O Presídio de Abu Ghraib, em Bagdá, foi o cenário escolhido por Saddam Hussein para humilhar e torturar seus compatriotas. Com uma parafernália de instrumentos de suplício que envolvia máquina de triturar elétrica e imersão em óleo fervente, nada menos que seis mil iraquianos eram executados por ano, só neste presídio.
Quando o governo americano se viu flagrado mentindo sobre a existência de armas de destruição em massa, utilizou o terror recorrente – por duas décadas - em Abu Ghraib para tentar construir um novo pretexto que justificasse a invasão: “libertar o povo iraquiano da repressão desumana de Saddam”.
Para o observador medianamente atento, quando o assunto é tortura, a máscara do “bandido” sempre cai bem no rosto das elites dirigentes, e com os norte americanos, o fato tem se repetido.
Nos duros anos da ditadura brasileira, o governo norte americano chegou a despachar para o Brasil e demais países do cone sul, instrutores militares especialistas em “práticas não convencionais de interrogatórios”. Um deles, Dan Mitrione, se notabilizou pela desenvoltura. Os demais países desenvolvidos não ficaram para trás. A França, por exemplo, ‘contribuiu’ com o general Paul Aussaresses, acusado de disseminar a tortura na guerra da Argélia, e também acusado de treinar torturadores das antigas ditaduras latino-americanas, durante o período em que esteve adido militar da França no Brasil,
Como um ente acima do bem e do mal – desconsiderando inclusive a Convenção de Genebra - os diversos governos vêm, sistematicamente, torturando e infringindo maus tratos a seus prisioneiros.
Sobre a ilha de Guantânamo, onde os EUA mantêm, encarcerados, prisioneiros da Guerra do Afeganistão, o próprio presidente Barack Obama assim se manifestou: “É fundamental que entendamos que Guantánamo não é essencial para a segurança dos Estados Unidos", disse Obama, para complementar, "Devemos fechá-la."
Quando da entrada do sexto ano na Casa Branca, o presidente da nação mais poderosa do planeta proferiu o novo discurso do Estado da União: “O combate ao terrorismo não deve ser feito apenas com meios militares, mas também por nos mantermos fiéis aos nossos princípios constitucionais, servindo de exemplo para o resto do mundo”.
O que as imagens flagraram no Iraque são cenas terríficas, de soldados americanos promovendo estupros e afogamentos em prisioneiros iraquianos no pior, mais grave e abominável ato de covardia que um ser humano pode perpetrar contra outro.
Os Estados Unidos estão numa encruzilhada, similar a que experimentaram no Vietnã.
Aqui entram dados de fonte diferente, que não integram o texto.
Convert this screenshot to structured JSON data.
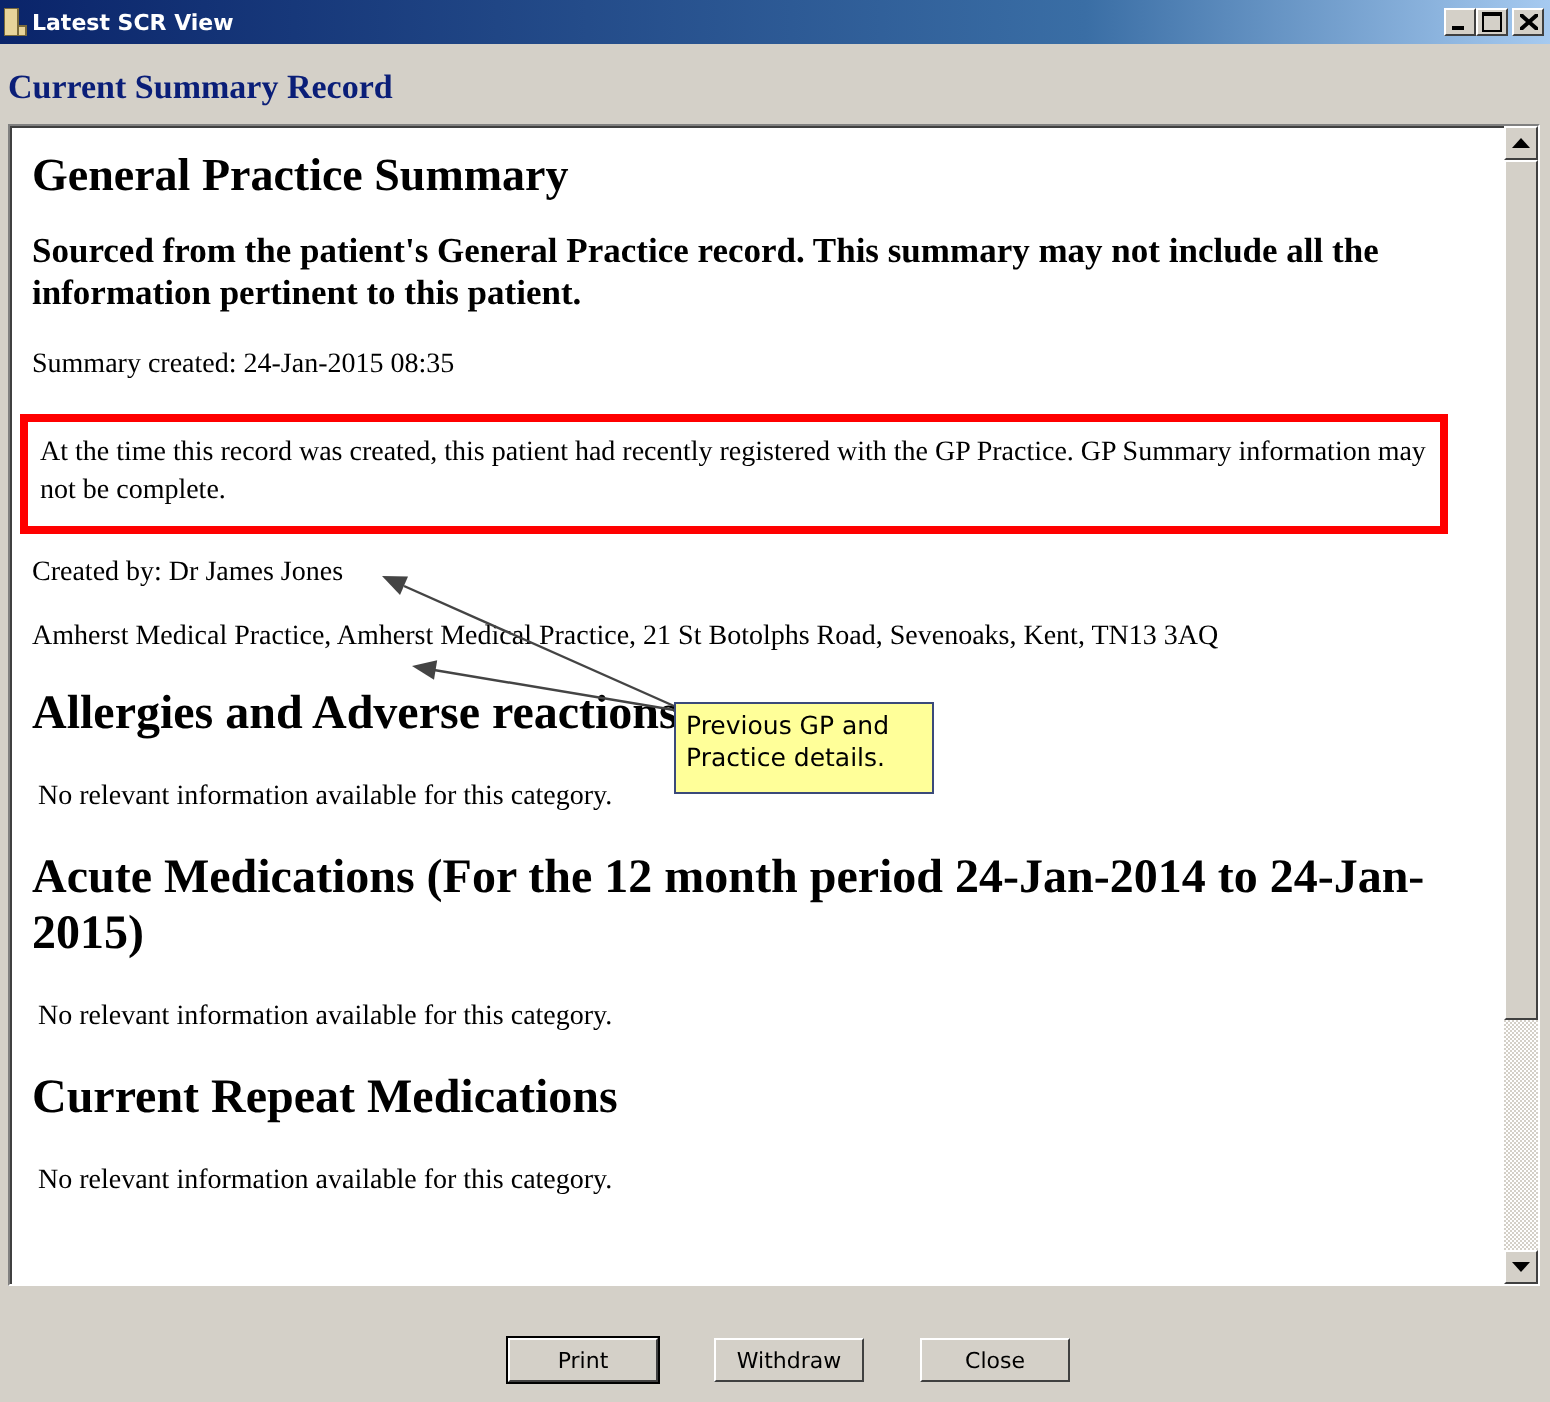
{
  "window": {
    "title": "Latest SCR View"
  },
  "heading": "Current Summary Record",
  "record": {
    "title": "General Practice Summary",
    "intro": "Sourced from the patient's General Practice record. This summary may not include all the information pertinent to this patient.",
    "created": "Summary created: 24-Jan-2015 08:35",
    "notice": "At the time this record was created, this patient had recently registered with the GP Practice. GP Summary information may not be complete.",
    "created_by": "Created by: Dr James Jones",
    "practice": "Amherst Medical Practice, Amherst Medical Practice, 21 St Botolphs Road, Sevenoaks, Kent, TN13 3AQ",
    "sections": [
      {
        "title": "Allergies and Adverse reactions",
        "text": "No relevant information available for this category."
      },
      {
        "title": "Acute Medications (For the 12 month period 24-Jan-2014 to 24-Jan-2015)",
        "text": "No relevant information available for this category."
      },
      {
        "title": "Current Repeat Medications",
        "text": "No relevant information available for this category."
      }
    ]
  },
  "callout": {
    "text": "Previous GP and Practice details."
  },
  "buttons": [
    {
      "label": "Print",
      "focused": true
    },
    {
      "label": "Withdraw",
      "focused": false
    },
    {
      "label": "Close",
      "focused": false
    }
  ]
}
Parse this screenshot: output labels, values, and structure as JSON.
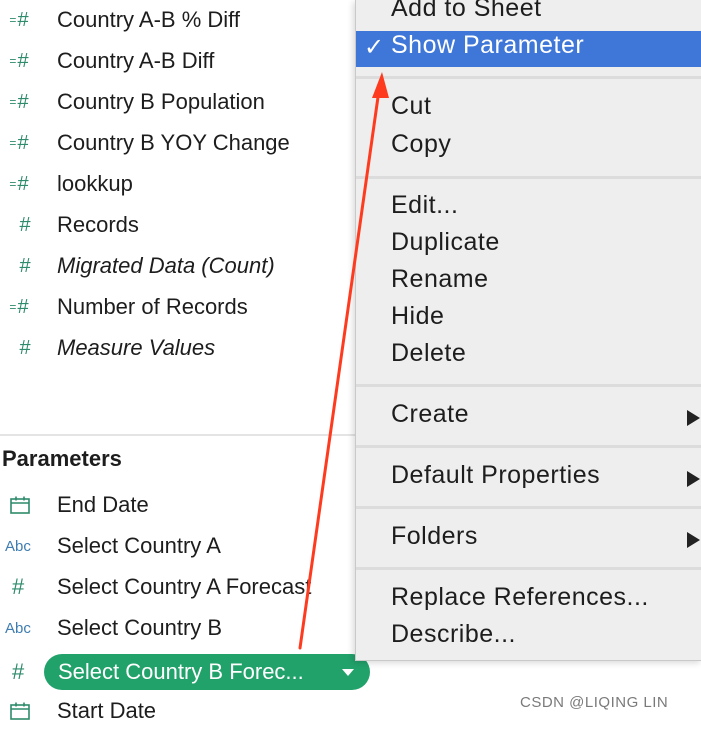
{
  "measures": [
    {
      "label": "Country A-B % Diff",
      "icon": "calc-hash-icon",
      "italic": false
    },
    {
      "label": "Country A-B Diff",
      "icon": "calc-hash-icon",
      "italic": false
    },
    {
      "label": "Country B Population",
      "icon": "calc-hash-icon",
      "italic": false
    },
    {
      "label": "Country B YOY Change",
      "icon": "calc-hash-icon",
      "italic": false
    },
    {
      "label": "lookkup",
      "icon": "calc-hash-icon",
      "italic": false
    },
    {
      "label": "Records",
      "icon": "hash-icon",
      "italic": false
    },
    {
      "label": "Migrated Data (Count)",
      "icon": "hash-icon",
      "italic": true
    },
    {
      "label": "Number of Records",
      "icon": "calc-hash-icon",
      "italic": false
    },
    {
      "label": "Measure Values",
      "icon": "hash-icon",
      "italic": true
    }
  ],
  "parameters": {
    "title": "Parameters",
    "items": [
      {
        "label": "End Date",
        "icon": "calendar-icon",
        "icon_text": ""
      },
      {
        "label": "Select Country A",
        "icon": "abc-icon",
        "icon_text": "Abc"
      },
      {
        "label": "Select Country A Forecast",
        "icon": "hash-icon",
        "icon_text": "#"
      },
      {
        "label": "Select Country B",
        "icon": "abc-icon",
        "icon_text": "Abc"
      },
      {
        "label": "Select Country B Forec...",
        "icon": "hash-icon",
        "icon_text": "#",
        "selected": true
      },
      {
        "label": "Start Date",
        "icon": "calendar-icon",
        "icon_text": ""
      }
    ]
  },
  "menu": {
    "add_to_sheet": "Add to Sheet",
    "show_parameter": "Show Parameter",
    "check_glyph": "✓",
    "cut": "Cut",
    "copy": "Copy",
    "edit": "Edit...",
    "duplicate": "Duplicate",
    "rename": "Rename",
    "hide": "Hide",
    "delete": "Delete",
    "create": "Create",
    "default_properties": "Default Properties",
    "folders": "Folders",
    "replace_references": "Replace References...",
    "describe": "Describe..."
  },
  "colors": {
    "highlight": "#3f77d8",
    "pill": "#22a26b",
    "arrow": "#ff3b1f",
    "measure_icon": "#2e8b6b",
    "abc_icon": "#3e7cb1"
  },
  "watermark": "CSDN @LIQING LIN"
}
Na Ásia, começaram a perder a guerra quando a opinião pública norte americana entrou no jogo. É importante que tenham aprendido a lição. Porque a história costuma açoitar os que ignoram acontecimentos passados. O presidente Obama, ao menos parece ter assimilado o ensinamento.
Antônio Carlos dos Santos, criador da metodologia de planejamento estratégico Quasar K+ e da metodologia de teatro Mané Beiçudo.